Azdavay Belediye Başkanı Osman Nuri Civelek geçtiğimiz Perşembe günü gerçekleşen İl Koordinasyon Kurulu Toplantısı’nda yaptığı konuşmada ilçesinin sel karşısındaki “direnç” ve “korunaklılığı” üzerine açıklamada bulundu…
Serzenişti daha doğrusu.
Azdavay’da “11 Ağustos 2021”, “27 Haziran 2022” ve “3 Haziran 2023” tarihlerinde "3" defa sel felaketi yaşandığını kaydetti ve her 3 baskında da aynı sahne ile karşılaştıklarını açık yüreklilikle dile getirdi…

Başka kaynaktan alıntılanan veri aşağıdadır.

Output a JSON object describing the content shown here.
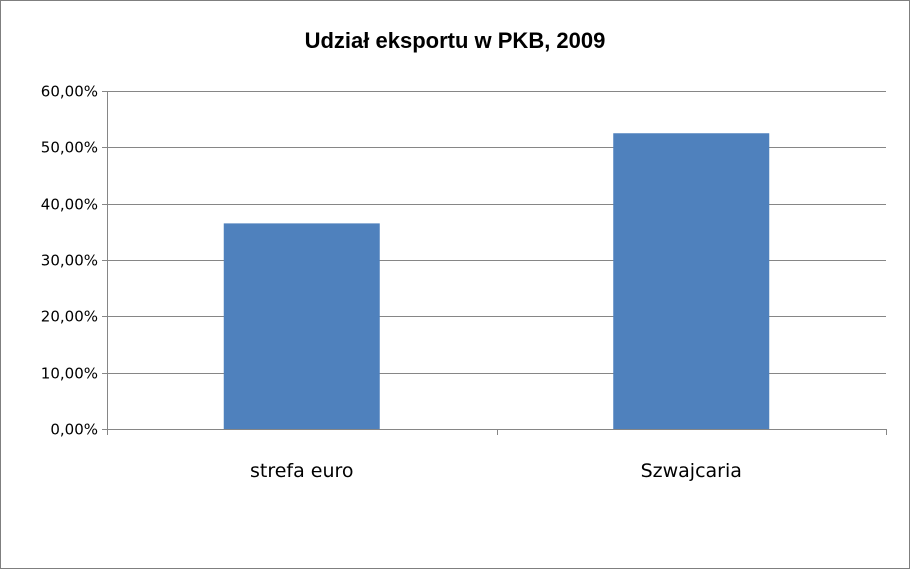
{
  "chart_data": {
    "type": "bar",
    "title": "Udział eksportu w PKB, 2009",
    "xlabel": "",
    "ylabel": "",
    "categories": [
      "strefa euro",
      "Szwajcaria"
    ],
    "values": [
      36.5,
      52.5
    ],
    "ylim": [
      0,
      60
    ],
    "yticks": [
      0,
      10,
      20,
      30,
      40,
      50,
      60
    ],
    "ytick_labels": [
      "0,00%",
      "10,00%",
      "20,00%",
      "30,00%",
      "40,00%",
      "50,00%",
      "60,00%"
    ],
    "grid": true,
    "legend": "none",
    "bar_color": "#4f81bd",
    "grid_color": "#868686"
  }
}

“İşyerleri su altında kaldı” dedi.
Azdavay’ın Devrekani ırmağı ve yan derelerden dolayı taşıdığı tüm sel riskine karşı önceden tedbir alınmadığını ve 11 Ağustos 2021’de hazırlıksız yakalanıldığını hadi bir nebze kabul edelim…
“27 Haziran 2022” ve “3 Haziran 2023” sel baskınlarına ne demeli peki?
İlk felaketin ardından, anladığımız kadarıyla, Devrekani çayının etrafındaki bentlerin sağlı sollu yeniden yapılması planlanmış, yüzde 10’luk kısmı bittiğinde yüklenicinin feshi yapılmış…
Yeniden ihaleye çıkılmış, yüklenici firma piyasadaki fiyat artışları nedeniyle işe başlamamış, iddiaya göre de işi bırakma noktasındaymış.
Başkan Civelek der ki…
“11 Ağustos’tan sonra hiçbir şey yapılmadı.”
2021 yılını kastediyor...
2 yıldır sahada kamu yok manasına geliyor bu ifade.
İşin boyutunun küçültülerek, asıl tehlike taşıdığını iddia ettiği yan derelerin ayrı bir ihaleye çıkarılmasını talep ediyor, mülki idare de aynı görüşte…
Gelinen nokta bu.
Aradan 2 yıl geçtikten sonra...
Makul bir final.
Bakan’a gidilecek…
Bakan ikna edilecek.
11 Ağustos 2021 sonrasında afet mağduru tüm ilçelerimizin başına koordinatör valiler görevlendirilmişti hatırlarsanız…
Farklı ilçelerin kaymakamları da ilimizde görev yapmışlardı afet mağduriyetini ortadan kaldırmak için.
Farklı illerin il özel idarelerinin makine parkurları getirilmişti...
Günlerce hummalı çalışma.
Bizatihi…
Bakanlar gözetiminde çalışılmıştı.
Bugün anladık ki…
Belediye Başkanı Civelek’in iddiasına göre Azdavay’da hiçbir şey yapılmamış.
Öbür ilçelerimizi bilmiyoruz…
Belki oralarda da üç aşağı beş yukarı aynı durum.
Her afet sonrası Azdavay’da hem vatandaşa hem de devlete yazık…
Yeni bir afet olsa Allah’a emanet mi Azdavay?
Bu halin açıklamasını söz konusu dönem boyu ilimizde görev yapan siyasiler ve bürokratlar nasıl açıklıyorlar?..
Bilanço ortada.
Farklı doğal afet riskleri altındaki Kastamonu’nun, Azdavay Belediye Başkanı Civelek’in çizdiği tablo dikkate alındığında afetlere karşı dirençli ve korunaklı hale gelmesi mümkün değil, görünen köy hiç güvenli değil…
Kastamonu bu hale hiç layık da değil ayrıca.
Vatandaş kelle koltukta…
İdare inandırıcılığını yitirmiş.
Nasıl olacak?..
Kim cevap verecek?
Not: Yerleşime ilişkin “Vatandaşlarımızın da gerekli tedbirleri alması gerekir” deniyor devlet yetkililerince…
“Artık dere kenarlarına yakın yerlerde yapılaşmalar olmamalı.”
İllaki olmamalı…
Bunun yolu vatandaşın tedbir almasından değil, bizatihi imar ruhsatı veren yerel yönetimlerin “tedbir” almasından geçiyor, ruhsat vermesin.
Vatandaş dere kenarına “gecekondu” yapmıyor…
Yasal prosedürleri tamamladıktan sonra inşaata başlıyor.
Belediye dere kenarına ruhsat versin…
Vatandaş inşaat yapmasın öyle mi?
Bunu mu diyoruz?..
Çıkan anlam bu.
İlimizde yaşanan 3 felaket sonrasında…
Yerel yönetimler aleyhinde bir dava açıldı mı mülki idare tarafından?